After getting your confirmation, the iPhone 3G helpfully tags all photos it takes with longitude and latitude. Your photos will then store EXIF information about where they were taken. This is commonly called ‘geotagging’.
Flickr has had location functionality for a while, where you can position your photos on a map of the world. Unfortunately, it uses Yahoo’s maps which are far less thorough than Google’s. But hey, it works. Here’s my map:
Of course, you would assume that if you upload photos to Flickr that include this standard latitude and longitude information in the photos, it would automatically put the photos in the right place on the map for you.
You need to enable a magical geotagging switch in your preferences that will read the information inside your photos and use it so you don’t have to manually position each of your photos on the map.
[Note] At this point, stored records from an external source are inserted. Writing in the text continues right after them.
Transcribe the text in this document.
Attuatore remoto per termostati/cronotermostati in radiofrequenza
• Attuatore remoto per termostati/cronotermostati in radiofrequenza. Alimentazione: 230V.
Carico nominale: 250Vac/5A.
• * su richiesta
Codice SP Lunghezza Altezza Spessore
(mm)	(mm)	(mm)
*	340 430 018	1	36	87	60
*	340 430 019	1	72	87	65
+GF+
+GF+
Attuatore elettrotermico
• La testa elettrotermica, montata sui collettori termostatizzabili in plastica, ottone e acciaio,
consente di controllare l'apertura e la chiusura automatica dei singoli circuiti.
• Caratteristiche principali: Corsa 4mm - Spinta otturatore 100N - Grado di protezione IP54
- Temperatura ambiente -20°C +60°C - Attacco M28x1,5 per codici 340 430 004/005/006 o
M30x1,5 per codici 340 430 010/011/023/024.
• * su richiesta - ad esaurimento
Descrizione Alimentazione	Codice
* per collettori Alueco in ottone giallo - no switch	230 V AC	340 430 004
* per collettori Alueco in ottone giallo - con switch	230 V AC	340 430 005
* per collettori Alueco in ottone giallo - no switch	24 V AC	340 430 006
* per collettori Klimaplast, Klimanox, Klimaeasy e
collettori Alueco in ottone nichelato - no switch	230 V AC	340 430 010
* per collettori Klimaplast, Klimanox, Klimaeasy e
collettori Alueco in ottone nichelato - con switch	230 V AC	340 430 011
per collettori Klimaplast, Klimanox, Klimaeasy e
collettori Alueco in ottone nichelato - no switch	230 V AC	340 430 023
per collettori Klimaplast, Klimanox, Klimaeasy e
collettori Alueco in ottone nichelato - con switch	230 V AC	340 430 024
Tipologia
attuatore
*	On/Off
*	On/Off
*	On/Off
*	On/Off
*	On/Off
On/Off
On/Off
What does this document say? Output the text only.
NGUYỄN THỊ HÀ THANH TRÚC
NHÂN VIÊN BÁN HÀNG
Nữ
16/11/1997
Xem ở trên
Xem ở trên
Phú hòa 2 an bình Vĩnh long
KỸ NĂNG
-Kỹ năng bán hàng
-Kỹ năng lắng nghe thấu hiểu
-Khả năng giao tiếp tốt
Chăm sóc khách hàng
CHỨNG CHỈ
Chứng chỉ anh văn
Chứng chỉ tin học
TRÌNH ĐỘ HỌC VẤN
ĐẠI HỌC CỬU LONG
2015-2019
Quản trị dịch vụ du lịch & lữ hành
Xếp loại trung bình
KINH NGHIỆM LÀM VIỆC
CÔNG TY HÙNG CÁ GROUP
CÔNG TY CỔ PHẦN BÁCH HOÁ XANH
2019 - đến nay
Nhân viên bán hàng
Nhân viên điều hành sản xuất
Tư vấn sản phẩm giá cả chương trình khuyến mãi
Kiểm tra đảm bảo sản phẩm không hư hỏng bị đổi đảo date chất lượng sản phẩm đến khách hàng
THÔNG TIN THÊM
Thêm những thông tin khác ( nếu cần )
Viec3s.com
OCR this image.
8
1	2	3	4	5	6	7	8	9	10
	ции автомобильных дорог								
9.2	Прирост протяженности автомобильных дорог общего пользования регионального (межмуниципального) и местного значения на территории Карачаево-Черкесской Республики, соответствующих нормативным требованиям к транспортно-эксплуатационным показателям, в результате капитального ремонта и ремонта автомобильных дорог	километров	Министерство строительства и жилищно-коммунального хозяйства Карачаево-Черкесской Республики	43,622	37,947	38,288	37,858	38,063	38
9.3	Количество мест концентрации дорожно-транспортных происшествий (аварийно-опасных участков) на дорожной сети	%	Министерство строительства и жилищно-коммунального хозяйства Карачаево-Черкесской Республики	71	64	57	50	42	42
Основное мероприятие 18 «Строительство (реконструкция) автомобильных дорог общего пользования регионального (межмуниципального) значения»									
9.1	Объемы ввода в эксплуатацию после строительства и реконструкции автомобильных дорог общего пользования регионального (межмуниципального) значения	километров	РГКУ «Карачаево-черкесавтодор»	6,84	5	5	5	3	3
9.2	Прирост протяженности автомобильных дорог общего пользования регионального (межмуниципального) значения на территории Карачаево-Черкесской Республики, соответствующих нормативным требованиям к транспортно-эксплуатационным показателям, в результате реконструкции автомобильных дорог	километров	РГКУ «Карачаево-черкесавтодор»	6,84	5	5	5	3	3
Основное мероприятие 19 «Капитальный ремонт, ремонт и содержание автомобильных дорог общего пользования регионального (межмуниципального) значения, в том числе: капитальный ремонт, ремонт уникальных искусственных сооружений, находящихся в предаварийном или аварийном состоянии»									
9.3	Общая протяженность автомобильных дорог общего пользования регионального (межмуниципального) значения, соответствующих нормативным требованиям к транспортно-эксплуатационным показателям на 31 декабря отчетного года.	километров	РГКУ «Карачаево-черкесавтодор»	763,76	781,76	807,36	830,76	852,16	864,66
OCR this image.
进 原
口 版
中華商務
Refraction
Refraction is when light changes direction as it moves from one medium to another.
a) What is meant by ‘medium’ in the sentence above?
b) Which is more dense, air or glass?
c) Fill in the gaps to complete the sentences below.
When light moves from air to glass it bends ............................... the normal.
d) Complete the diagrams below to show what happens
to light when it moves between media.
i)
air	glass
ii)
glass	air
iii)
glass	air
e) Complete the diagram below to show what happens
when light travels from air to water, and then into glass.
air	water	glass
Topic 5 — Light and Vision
Of course, you would then assume that if you had already uploaded a few dozen photos to Flickr with the standard geotag data and then you turned on this flag, Flickr would look at the metadata on your existing photos and place them appropriately.
In order to avoid manually copy and pasting latitude and longitude of some twenty photos, I had to turn to a third-party application, GeoReTagr, which promised to scan the information inside Flickr and update the location information appropriately.
Unfortunately, the author of this tool assumed that everyone is in the north-western quadrant of the world, so I was still stuck inverting my longitude and latitude values because they are in fact south and east values, rather than north and west.
Not quite the painless geotagging process I imagined when I started.